Alors, le plus humblement possible, loin de toute conceptualisation, j’ai besoin d’expérimenter. J’ai besoin de voir ce qui ce passe pour moi, en essayant et cheminant sur cette voie, ce que cela change et m’apporte « réellement » dans ma vie. Par chance, le Chamanisme me donne de merveilleux outils pour cela ; à savoir les Etats de Conscience Non Ordinaires. Le fait de plonger dans ces états, de passer de l’un à l’autre, m’a déjà permis de faire le deuil de croire à une vérité unique et simplificatrice qui ne demande qu’a être découverte. En effet ce que je perçois comme réalité dépend tellement de l’état dans lequel je me trouve ! Comme s’il ne s’agissait plus d’une réalité à découvrir, mais d’une infinité de réalités à parcourir. C’est donc l’idée même de « réalité » qui en prend un coup ! Aussi, je choisi d’adjoindre l’adjectif « réel » à tout ce qui fonctionne; tout ce qui influe, tout ce qui agit : « réalité agissante »

Ainsi, oui, l’animal totémique qui se présente à moi, dans cet état de transe où je suis plongé, est réel, parce qu’il va agir réellement sur ma vie, m’en faire changer les paradigmes, m’enseigner, m’apprendre, me soutenir, me conseiller et me permettre de m’épanouir … et je l’en remercie.

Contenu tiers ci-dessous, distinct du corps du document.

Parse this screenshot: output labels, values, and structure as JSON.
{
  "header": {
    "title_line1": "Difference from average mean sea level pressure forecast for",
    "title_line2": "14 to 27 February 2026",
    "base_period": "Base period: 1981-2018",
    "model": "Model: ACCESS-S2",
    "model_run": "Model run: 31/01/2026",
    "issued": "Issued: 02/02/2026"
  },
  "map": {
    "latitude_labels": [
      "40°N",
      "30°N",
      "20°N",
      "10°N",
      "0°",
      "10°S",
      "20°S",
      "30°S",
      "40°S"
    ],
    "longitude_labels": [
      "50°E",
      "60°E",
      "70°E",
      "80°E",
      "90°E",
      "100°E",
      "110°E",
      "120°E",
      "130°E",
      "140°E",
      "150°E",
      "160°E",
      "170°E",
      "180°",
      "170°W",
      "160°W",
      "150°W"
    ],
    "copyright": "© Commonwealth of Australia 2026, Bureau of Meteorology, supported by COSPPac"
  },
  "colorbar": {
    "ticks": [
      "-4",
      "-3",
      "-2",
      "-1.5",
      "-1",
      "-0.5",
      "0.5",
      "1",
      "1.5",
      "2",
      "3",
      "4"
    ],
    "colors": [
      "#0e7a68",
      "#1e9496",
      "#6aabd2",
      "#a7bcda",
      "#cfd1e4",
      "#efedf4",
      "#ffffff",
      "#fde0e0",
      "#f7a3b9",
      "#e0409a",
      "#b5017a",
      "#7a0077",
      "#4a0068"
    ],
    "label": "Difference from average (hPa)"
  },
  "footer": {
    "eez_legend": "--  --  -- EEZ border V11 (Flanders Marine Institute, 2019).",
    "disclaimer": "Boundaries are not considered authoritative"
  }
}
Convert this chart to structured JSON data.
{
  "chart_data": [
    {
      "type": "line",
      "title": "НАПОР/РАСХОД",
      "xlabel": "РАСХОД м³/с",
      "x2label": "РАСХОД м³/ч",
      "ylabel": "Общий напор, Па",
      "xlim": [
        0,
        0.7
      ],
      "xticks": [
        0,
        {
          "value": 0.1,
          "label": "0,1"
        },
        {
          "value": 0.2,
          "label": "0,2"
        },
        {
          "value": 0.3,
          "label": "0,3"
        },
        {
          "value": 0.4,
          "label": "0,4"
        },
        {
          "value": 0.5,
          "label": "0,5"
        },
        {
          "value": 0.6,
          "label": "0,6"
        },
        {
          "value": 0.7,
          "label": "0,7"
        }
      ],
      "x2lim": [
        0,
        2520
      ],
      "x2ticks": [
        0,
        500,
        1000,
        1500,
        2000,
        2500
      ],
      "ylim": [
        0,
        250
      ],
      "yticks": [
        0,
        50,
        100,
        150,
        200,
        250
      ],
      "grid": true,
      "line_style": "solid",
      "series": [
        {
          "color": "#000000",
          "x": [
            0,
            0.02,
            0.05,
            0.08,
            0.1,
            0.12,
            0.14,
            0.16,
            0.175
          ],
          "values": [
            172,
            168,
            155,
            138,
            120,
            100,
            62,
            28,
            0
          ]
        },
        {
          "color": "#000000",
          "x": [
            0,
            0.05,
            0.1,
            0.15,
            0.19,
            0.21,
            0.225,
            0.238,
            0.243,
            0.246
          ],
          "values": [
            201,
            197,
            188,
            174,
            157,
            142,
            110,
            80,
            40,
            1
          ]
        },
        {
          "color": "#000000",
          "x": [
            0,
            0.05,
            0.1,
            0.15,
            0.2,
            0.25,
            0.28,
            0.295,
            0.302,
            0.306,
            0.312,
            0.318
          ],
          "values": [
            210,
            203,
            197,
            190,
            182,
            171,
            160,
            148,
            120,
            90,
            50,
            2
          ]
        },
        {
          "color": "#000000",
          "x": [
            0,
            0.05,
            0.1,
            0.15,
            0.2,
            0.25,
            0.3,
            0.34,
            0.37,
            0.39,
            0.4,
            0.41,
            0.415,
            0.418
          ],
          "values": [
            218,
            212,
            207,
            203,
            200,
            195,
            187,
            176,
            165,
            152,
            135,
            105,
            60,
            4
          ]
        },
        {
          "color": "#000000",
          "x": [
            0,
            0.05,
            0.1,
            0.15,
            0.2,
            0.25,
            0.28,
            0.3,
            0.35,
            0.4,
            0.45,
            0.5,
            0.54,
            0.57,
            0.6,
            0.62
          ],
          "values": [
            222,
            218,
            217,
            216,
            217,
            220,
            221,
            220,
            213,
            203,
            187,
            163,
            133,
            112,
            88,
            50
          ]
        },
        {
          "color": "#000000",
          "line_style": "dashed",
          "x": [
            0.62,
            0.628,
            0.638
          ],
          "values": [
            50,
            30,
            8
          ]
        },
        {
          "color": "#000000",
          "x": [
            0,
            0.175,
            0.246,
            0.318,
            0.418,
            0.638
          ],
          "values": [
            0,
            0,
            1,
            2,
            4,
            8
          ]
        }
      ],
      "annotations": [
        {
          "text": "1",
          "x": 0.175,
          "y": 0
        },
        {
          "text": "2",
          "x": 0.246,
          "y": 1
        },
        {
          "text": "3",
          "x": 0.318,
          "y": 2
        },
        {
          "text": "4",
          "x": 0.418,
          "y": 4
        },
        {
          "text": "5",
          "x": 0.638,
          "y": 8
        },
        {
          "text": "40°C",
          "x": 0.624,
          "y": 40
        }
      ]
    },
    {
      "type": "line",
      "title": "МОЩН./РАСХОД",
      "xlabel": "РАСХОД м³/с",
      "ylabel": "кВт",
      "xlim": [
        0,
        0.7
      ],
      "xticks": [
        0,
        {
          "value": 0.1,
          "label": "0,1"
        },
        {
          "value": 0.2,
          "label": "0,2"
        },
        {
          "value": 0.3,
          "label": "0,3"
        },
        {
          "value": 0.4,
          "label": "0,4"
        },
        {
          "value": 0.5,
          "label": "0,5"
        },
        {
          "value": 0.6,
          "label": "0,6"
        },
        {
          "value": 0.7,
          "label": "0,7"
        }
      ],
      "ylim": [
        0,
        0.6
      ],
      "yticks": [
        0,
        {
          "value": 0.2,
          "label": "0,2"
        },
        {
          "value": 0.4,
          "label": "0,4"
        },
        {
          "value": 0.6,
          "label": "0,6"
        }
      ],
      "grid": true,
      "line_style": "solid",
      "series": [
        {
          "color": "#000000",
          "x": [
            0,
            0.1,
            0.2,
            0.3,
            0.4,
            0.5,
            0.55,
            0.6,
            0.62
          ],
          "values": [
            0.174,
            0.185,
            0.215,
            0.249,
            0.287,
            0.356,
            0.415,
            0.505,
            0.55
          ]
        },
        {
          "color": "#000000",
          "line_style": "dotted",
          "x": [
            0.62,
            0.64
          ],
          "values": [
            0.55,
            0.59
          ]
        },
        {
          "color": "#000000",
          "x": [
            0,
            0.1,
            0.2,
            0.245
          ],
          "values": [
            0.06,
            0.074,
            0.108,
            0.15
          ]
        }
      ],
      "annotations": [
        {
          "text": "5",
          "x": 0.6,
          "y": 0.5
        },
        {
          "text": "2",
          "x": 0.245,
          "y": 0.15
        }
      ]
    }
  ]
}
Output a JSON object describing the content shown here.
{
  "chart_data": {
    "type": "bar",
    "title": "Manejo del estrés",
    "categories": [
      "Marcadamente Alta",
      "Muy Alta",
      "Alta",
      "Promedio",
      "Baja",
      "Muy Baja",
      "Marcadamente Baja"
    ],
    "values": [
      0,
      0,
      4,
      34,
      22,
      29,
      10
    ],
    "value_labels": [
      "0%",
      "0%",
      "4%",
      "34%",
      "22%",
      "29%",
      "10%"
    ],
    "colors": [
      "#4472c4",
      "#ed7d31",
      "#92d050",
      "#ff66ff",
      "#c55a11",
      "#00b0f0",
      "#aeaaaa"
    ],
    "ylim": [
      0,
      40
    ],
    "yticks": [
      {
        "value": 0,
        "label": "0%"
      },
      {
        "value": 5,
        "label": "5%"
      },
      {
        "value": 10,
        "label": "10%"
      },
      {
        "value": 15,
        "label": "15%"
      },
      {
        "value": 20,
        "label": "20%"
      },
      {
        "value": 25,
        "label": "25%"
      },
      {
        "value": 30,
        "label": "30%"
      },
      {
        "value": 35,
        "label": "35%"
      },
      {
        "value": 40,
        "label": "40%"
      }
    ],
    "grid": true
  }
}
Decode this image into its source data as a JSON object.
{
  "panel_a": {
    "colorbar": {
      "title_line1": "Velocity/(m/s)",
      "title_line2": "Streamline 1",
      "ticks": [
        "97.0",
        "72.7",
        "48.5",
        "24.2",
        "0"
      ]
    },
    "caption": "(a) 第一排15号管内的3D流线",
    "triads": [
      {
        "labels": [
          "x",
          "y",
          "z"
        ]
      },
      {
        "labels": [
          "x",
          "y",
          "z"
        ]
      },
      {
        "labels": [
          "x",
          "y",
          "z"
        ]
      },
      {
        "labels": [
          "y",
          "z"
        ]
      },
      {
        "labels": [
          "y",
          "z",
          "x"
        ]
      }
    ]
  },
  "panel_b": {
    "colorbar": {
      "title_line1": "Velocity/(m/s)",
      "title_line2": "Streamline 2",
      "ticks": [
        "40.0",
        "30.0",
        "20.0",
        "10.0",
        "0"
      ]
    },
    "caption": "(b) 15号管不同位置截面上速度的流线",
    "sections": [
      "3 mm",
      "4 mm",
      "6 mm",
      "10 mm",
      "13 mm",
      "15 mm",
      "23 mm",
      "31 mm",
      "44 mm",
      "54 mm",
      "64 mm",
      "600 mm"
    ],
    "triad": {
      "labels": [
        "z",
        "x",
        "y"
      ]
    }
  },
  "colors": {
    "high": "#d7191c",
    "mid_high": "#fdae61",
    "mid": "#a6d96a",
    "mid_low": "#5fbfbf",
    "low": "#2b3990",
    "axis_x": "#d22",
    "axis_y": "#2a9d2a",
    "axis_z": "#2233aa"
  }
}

De là, la question de savoir dans quelle direction j’ai tourné mon regard initialement (vers moi à l’intérieur, ou vers le monde à l’extérieur) a-t-elle encore de l’importance ? Quel sens peut encore avoir cette question, quand nous arrivons à certains points où la conscience du « je » se baigne et se dissout dans une conscience sans limite, dans le « tout » ? Ne pas donner de solution à cette question, plutôt juste la dépasser !
Il en est ainsi dans ces lieux où la goute d’eau, retourne à l’ « océan de sagesse », où l’extase du mystique le fait tutoyer Dieu, où « je » est dévoré par le « grand aigle cosmique », …

Comme depuis une sorte de pôle nord de la conscience où quelque soit la direction où je porte mon regard, on dirait le sud …

Eric Marchal
Janvier 2009
www.eric-marchal.com

« L ‘apparence pour moi, c’est la réalité agissante et vivante elle-même qui, dans sa façon de s’ironiser elle-même, va jusqu’à me faire sentir qu’il n’y a là qu’apparence, feu follet et danses des elfes, et rien de plus » …F.W. Nietzsche

(*) Noosphère : concept forgé par Pierre Teilhard de Chardin, qui serait le lieu de l’agrégation de l’ensemble des pensées, des consciences et des idées produites par l’humanité à chaque instant.